Evan goes on, I’m aware of four instances where officers responding to a domestic violence situation and when the wife realized the breadwinner was going to jail, she assaulted and killed her would-be rescuers.

There’s a couple things Evan wants you to realize.  The first is: things are never what they seem.  (That sound like excellent tactical advice to me)

The other important item applicable to all of us is the law is what the local prosecutor says it is.  So do you really want to spend 7 years in jail waiting for an appeal to be heard and your conviction overturned?

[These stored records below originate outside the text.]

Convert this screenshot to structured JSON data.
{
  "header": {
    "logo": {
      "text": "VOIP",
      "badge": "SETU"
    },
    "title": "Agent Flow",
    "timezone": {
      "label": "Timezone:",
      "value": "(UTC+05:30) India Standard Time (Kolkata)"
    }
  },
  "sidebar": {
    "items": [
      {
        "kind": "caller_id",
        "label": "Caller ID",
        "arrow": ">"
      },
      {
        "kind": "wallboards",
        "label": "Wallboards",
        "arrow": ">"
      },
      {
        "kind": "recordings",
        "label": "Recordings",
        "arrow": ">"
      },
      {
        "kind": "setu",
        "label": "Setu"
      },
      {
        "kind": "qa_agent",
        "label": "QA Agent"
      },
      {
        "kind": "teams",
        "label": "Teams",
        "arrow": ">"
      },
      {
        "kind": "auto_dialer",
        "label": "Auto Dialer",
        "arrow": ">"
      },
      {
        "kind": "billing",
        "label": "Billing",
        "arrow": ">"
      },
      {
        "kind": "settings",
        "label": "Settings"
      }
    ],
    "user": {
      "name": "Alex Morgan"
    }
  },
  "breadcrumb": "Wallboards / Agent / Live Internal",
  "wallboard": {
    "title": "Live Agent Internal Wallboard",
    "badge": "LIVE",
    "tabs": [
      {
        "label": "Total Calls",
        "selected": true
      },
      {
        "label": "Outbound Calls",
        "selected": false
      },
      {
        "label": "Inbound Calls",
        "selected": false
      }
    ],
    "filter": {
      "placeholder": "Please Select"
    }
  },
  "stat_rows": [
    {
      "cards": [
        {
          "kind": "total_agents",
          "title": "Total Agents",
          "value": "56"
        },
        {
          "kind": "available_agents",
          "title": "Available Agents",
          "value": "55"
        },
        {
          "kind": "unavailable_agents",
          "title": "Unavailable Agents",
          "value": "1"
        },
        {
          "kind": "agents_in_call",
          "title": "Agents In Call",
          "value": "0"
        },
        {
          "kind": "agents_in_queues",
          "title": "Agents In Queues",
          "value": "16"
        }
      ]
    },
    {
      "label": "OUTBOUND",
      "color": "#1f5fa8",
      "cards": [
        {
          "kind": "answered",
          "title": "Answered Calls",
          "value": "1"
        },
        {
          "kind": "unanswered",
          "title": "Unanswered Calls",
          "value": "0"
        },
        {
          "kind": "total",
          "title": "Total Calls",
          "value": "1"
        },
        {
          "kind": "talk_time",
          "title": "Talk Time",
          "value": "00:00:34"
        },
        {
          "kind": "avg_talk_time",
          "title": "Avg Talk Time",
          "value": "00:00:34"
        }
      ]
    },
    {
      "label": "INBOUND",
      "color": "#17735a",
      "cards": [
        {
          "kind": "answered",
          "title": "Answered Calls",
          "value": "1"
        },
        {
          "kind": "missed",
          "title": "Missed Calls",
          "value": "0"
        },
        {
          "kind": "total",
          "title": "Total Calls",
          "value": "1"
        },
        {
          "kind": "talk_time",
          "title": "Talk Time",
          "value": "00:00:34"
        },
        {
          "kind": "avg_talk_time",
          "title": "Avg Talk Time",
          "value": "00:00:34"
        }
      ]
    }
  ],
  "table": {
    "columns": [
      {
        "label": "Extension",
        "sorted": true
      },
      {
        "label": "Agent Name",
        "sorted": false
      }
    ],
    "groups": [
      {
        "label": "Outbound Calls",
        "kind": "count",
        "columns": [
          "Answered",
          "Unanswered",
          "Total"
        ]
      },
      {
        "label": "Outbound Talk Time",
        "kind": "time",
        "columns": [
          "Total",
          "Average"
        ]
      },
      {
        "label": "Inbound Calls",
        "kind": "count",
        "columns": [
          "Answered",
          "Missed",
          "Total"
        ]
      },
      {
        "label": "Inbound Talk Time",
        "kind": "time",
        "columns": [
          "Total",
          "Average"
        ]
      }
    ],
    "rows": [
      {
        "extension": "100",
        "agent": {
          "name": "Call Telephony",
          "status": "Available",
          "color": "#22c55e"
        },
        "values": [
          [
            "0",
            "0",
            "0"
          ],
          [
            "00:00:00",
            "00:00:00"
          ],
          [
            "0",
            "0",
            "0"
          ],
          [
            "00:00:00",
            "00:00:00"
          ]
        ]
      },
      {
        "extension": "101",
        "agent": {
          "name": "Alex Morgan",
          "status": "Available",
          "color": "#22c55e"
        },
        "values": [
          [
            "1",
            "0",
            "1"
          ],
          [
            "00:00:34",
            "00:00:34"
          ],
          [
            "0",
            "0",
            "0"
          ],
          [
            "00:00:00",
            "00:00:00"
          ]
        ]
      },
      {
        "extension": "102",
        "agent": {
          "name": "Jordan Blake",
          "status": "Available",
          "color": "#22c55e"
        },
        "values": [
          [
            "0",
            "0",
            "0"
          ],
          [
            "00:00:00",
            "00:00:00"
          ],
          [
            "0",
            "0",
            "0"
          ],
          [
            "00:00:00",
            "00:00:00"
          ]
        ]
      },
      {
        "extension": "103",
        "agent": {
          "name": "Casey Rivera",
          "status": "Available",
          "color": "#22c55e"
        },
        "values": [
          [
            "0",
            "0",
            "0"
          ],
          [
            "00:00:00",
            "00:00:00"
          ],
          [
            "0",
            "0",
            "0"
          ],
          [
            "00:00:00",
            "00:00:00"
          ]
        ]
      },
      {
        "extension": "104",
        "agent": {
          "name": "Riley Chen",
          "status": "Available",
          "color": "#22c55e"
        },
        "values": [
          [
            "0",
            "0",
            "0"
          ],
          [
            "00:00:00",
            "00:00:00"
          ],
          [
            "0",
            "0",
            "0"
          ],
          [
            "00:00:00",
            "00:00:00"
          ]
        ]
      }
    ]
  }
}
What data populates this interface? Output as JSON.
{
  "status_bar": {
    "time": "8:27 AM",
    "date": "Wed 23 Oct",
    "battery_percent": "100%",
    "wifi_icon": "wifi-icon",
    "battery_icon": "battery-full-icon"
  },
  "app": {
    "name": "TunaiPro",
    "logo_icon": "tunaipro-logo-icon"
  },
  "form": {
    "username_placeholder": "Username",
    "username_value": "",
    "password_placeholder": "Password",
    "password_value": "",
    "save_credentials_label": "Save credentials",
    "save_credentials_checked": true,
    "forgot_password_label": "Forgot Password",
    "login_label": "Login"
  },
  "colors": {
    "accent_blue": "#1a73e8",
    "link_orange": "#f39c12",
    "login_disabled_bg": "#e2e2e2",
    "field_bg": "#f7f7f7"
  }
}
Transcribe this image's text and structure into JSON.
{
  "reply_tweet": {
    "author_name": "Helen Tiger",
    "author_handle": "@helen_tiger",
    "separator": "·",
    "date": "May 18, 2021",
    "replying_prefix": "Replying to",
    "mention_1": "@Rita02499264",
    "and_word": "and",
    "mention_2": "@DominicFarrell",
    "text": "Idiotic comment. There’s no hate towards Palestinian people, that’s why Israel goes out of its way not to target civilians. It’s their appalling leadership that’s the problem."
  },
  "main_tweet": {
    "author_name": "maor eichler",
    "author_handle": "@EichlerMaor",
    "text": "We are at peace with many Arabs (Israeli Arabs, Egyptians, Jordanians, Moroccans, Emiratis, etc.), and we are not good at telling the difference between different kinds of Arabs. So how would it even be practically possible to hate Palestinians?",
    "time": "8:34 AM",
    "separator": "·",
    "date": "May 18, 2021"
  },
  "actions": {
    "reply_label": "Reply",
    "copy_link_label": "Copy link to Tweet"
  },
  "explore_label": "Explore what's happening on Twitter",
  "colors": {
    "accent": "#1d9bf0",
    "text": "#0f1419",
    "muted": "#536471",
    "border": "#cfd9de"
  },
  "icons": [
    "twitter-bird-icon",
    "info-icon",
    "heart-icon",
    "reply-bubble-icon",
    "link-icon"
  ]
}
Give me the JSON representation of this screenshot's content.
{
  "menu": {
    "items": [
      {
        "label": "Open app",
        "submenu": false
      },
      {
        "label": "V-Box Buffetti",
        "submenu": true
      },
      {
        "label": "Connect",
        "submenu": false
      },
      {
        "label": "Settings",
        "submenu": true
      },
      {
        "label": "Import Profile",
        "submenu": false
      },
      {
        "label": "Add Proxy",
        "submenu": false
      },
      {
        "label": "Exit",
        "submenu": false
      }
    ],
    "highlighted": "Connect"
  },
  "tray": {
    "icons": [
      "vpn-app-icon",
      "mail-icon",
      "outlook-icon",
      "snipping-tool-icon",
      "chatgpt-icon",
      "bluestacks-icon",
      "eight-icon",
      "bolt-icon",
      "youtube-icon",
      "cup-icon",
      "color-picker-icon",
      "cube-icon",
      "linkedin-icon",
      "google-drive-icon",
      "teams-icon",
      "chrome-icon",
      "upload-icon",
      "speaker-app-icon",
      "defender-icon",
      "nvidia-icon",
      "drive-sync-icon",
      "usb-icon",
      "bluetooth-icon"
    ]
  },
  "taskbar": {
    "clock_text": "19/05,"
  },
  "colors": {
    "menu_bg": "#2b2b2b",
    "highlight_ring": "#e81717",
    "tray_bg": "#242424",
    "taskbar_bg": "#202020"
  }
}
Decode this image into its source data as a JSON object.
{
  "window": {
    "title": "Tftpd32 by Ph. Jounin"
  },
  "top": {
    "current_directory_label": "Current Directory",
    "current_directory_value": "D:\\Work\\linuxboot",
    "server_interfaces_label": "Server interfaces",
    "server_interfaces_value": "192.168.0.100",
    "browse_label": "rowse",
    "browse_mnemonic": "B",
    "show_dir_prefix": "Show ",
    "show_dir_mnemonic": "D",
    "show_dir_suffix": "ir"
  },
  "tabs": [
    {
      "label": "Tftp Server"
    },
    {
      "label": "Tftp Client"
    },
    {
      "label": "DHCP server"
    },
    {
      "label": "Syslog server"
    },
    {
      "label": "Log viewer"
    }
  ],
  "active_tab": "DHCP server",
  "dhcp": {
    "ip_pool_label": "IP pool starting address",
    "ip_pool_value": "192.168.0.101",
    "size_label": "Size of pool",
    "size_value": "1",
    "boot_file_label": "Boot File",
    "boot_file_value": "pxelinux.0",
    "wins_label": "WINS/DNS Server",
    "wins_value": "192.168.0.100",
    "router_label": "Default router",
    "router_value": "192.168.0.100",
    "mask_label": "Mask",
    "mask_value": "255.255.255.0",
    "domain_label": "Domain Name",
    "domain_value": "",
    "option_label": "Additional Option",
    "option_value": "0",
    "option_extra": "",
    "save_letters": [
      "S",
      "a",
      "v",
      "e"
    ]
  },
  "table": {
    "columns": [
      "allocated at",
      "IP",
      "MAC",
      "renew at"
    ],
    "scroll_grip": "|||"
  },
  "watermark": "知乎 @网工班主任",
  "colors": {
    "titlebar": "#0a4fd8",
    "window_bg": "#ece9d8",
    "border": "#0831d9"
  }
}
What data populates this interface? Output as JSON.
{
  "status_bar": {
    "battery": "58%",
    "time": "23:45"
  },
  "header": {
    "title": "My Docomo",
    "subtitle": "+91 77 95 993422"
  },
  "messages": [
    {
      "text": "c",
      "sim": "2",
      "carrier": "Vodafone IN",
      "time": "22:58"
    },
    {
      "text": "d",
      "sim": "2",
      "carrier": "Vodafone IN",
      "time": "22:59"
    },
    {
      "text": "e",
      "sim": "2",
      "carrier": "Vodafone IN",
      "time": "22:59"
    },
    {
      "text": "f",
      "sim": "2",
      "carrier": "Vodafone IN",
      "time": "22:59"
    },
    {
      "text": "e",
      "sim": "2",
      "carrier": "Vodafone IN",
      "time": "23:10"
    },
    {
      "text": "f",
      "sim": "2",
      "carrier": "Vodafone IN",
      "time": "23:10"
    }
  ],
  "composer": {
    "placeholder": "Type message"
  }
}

Twenty years as an LEO in Detroit would give anyone scary stories and some of them are applicable to us.  Evan once got sued for more than 100 thousand dollars for legally handcuffing a suspect.  Fortunately it was job related and the Detroit footed the bill and settled out of court.  But listen to what he has to say.  “Had I been acting as a private citizen I would have subjected my family to DECADES of poverty in order to pay the judgment and attorney fees.”

Are you counting on the media coming to your aid and championing you as the white hat good guy?  Citing another example Evan explains he and his partner were accused of being blood thirsty, trigger-happy and racist.  The media conveniently forgot they had intervened in the severe beating and robbery of an elderly woman.

So would you?

Would you jeopardize everything you own, your family’s security for a total stranger? 
Would you let everything, your home, your car, your retirement be taken away to play Knight of the Round Table?

So if you decide to extend the mantle of your protection to a stranger, do it on your terms.  Evaluate, carefully and with your eyes wide open to the consequences, the totality of the circumstances.  And if you decide to respond you should do so at the lowest level of necessary force.  Options include command voice, cell call to the professionals (the police), OC spray and lastly, the firearm.  If you think that the mere display of a weapon will stop hostilities you are extremely na├»ve and in great error.

What more could I add to Mr. Marshal’s comments?  Maybe a little.

If you think that because you’re not a LEO and not backed by deep city pockets you’re okay from predatory law suits?  Think again.  You may not have much but it’s better than having nothing.  The police at least have a support group.  The armed citizen has nothing.  

If that isn’t enough, remember, when the police do arrive, they don’t know you from the bad guy.  Your Simon Templar halo will not be visible to them.

I know a lawyer in the Youngstown area who claims to have been taught how to shoot by a member of the mob.  He likes to say,  “Nothing good comes out the barrel of a gun.”  Think about that before you rush in to save the princess.